Sergio Garcia called them the fastest putting surfaces he could recall. Nick Watney referred to them as extreme. More than one player suggested the course was unplayable Saturday in The Barclays, certainly late in the afternoon as the sun baked out the public course on Long Island. And yes, there were references to Shinnecock Hills, the private club on Long Island where the greens were out of control on the final day of the 2004 U.S. Open.
Garcia managed them just fine.
With no bogeys over his final eight holes, he turned a three-shot deficit into a two-shot lead over Nick Watney with a 2-under 69. Such were the conditions that Garcia was the only player among the final 18 to finish who broke 70.
“The course is extremely firm,” he said. “The greens, just probably some of the fastest greens I’ve ever played. Just one of those days where you knew it was going to be tough and you have to hold on very tight, and just kind of hope for the best.”
Garcia went four years without winning on the PGA Tour and now has a chance to make it two in a row and return to the top 10 in the world. He was at 10-under 203, and only four players were within four shots of the lead.
Watney, who made five putts over 15 feet, went after another one on the 18th hole and this one cost him. The ball raced 10 feet by the hole, and he missed it coming back for his only official three-putt of the round. That gave him an even-par 71, though still in good shape to make a run at his first win of the year.
“The course just kind of beat you up,” Watney said.
He got one small measure of revenge by making a 35-foot putt on the par-3 17th for the only birdie of the round. By late afternoon, the green was so firm that shots landing near the front pin settled in the rough or fringe behind the green.

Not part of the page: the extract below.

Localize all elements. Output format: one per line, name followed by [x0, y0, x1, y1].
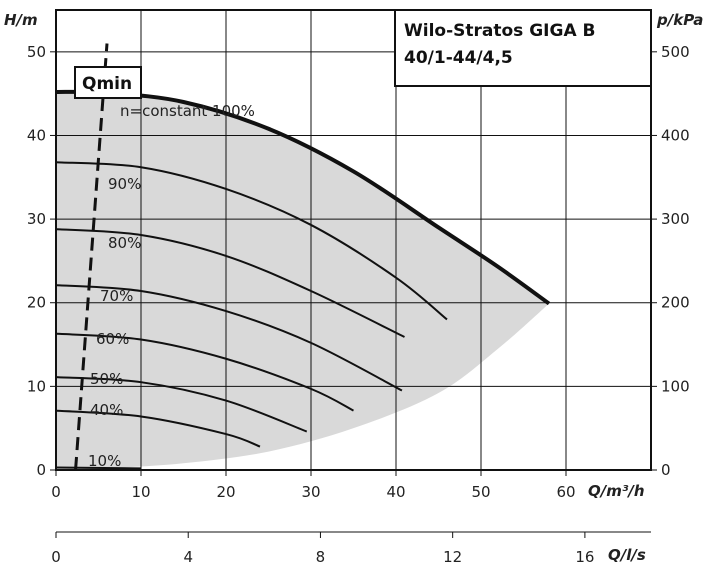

Tiger Woods, who started the third round three shots out of the lead, three-putted for bogey three times on the front nine alone. He had another three-putt on the 14th hole, this one from 15 feet, and had a 72 that put him six shots behind.
“I don’t remember blowing putts by 8 to 10 feet,” Woods said. “So that was a bit of a shocker.”
He knew what to expect on the first hole, when he watched Gary Christian lean on his putter and nearly fall over because the club had no traction on the slippery surface.
Kevin Stadler played early, when the greens still had some moisture, and had a remarkable round of 65 without any bogeys. He moved up from a tie for 42nd to alone in third place, three shots behind. Brandt Snedeker started strong and closed with nine pars, which was equally impressive, for a 68 that put him four back.
Phil Mickelson might still be in the game. Twice a runner-up at Bethpage Black — both times in the U.S. Open — Mickelson played early Saturday and had a 67. That eventually put him in the large group at 4-under 209 that included Woods, Louis Oosthuizen, Lee Westwood and Charl Schwartzel, an impressive collection of players who have either won a major or been No. 1 in the world.
“If you play well, you can shoot a decent score, but as the day goes on, the course just gets harder and harder,” Garcia said. “No doubt playing in the morning makes it a little bit easier. Even though the greens were still firm, they were probably not as firm and probably not quite as fast. It’s just we know what Bethpage Black is all about. We know it’s a tough golf course, and you’ve just got to realize that’s the way it’s going to be.”